Roy Lichtenstein
Museum of Modern Art; Leo Castelli
“The Drawings of Roy Lichtenstein,” a traveling show of some 275 works organized by Museum of Modem Art curator Bernice Rose, is a herculean effort, an attempt at a retrospective of the artist’s drawing practice and, through the drawings, his total production. “Given the very large size of many of Lichtenstein’s paintings,” writes Rose in her catalogue preface, “only at the scale of drawing is it possible to have a detailed view of his career within a single exhibition.” Her aim is to trace the “logical unfolding of Lichtenstein’s work,” to describe, in a coherent manner, the diversity of a career that now extends over more than 25 years. Yet the strongest merit of this show is the way in which it inflects the very notion of drawing.
Lichtenstein’s art, as presented here, helps to demystify certain premises still clinging to this specific representational mode. One is that of the “expressive” and “improvisational” nature of drawing, as epitomized in the pencil sketch. Lichtenstein is far from a man of simple pencil pleasures. What comes through in these works, all of which are preparatory studies for paintings or murals, is the methodical rigor of his approach. Lichtenstein starts with a variety of visual options and then eliminates some and refines others. Each study develops from the selection and recombination of elements taken from printed illustrations, especially comics and art-historical reproductions, and other secondhand sources enlarged through projection to the scale of the canvas. There is a single-minded detachment to these procedures that precludes the gratuitous enjoyment of drawings made for their own sake alone; the result is work of a hard, trenchant, almost chilling brilliance. But the exhibition also dispels some of that formalist cant about the “independent logics” of painting and drawing, for these graphic works are studies for a kind of painting that is itself predicated on drawn line. Indeed, Lichtenstein’s art is about the look and scope of graphic representation—about our society’s thorough permeation by a culture of mass reproduction and cliché—and his line is the agent of cultural delineation, communicating not only through what it describes but also through the way it looks. This attention to the effect of form, or modes of rendering, may be the aspect that unifies his practice.
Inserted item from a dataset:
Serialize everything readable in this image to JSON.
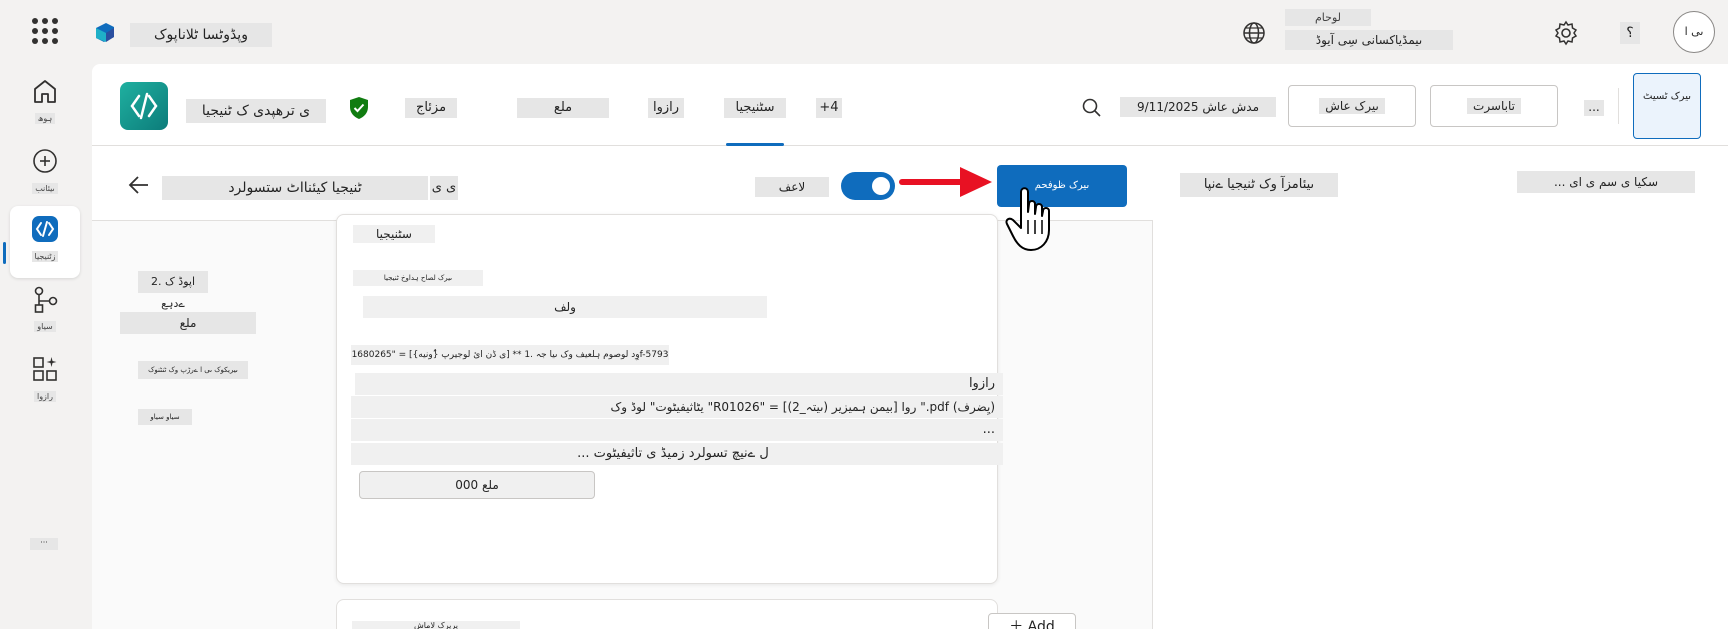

The exhibition begins with the “dumb” cultural imagery of the early ’60s that was instrumental to Pop—the zippers, baked potatoes, and gesticulating figures grafted from comic strips, cartoons, and newspaper ads. It moves through a series of art-historical “period themes” (Fauvism, Cubism, Surrealism, and Expressionism) and genres (the still life, the artist’s studio) and culminates in drawings for the artist’s current focus, the “Perfect” and “Imperfect” paintings, which are Lichtenstein’s witty updatings of geometric abstraction and the shaped canvas. (A selection of these paintings from 1986 was displayed concurrently at the Leo Castelli Gallery.) Evident throughout is his anthological knowledge of conventions—conventions of graphic representation (outline drawing, benday dots), of cultural style (stereotypical appearance and character types), and of art history (Surrealist devices, tromp l’oeil, etc.). A significant shift that the exhibition registers is the diminution in Lichtenstein’s tone from the brash, jarring utterances of his Pop period to the cool statements of the last decade in a voice that seemingly addresses everything with uniformity. This cool tone, while it adds to the repetitiveness of Lichtenstein’s art, brings into sharper focus his attention to the leveling effect of style. His art records and articulates a distinctly “synthetic” historical vision, specific to this stage in advanced industrial society, that reduces all objects or commentary to a single plane.
Lichtenstein’s efforts to simulate the look of mechanical reproduction lead to a problematic neutrality, a blank purview over culture that may be the ’60s legacy to much recent art. Yet his work derives relevance from other regions. His art is, above all, an art of imitation, both through its media style and through its rampant appropriations. The drawings are filled with doubling or interpolated systems of references in which each image refers to another—either to an appropriated image or to an element from another Lichtenstein work (which, since it is already derived from another painting, returns the process to square one). The drawings are echo chambers, and the reverberations are oddly pitched. Lichtenstein’s answer to painterly difficulties—the great Battle of Art—is simply to refer the question to another system. The compressed space of these stunning works is awash in cultural cues.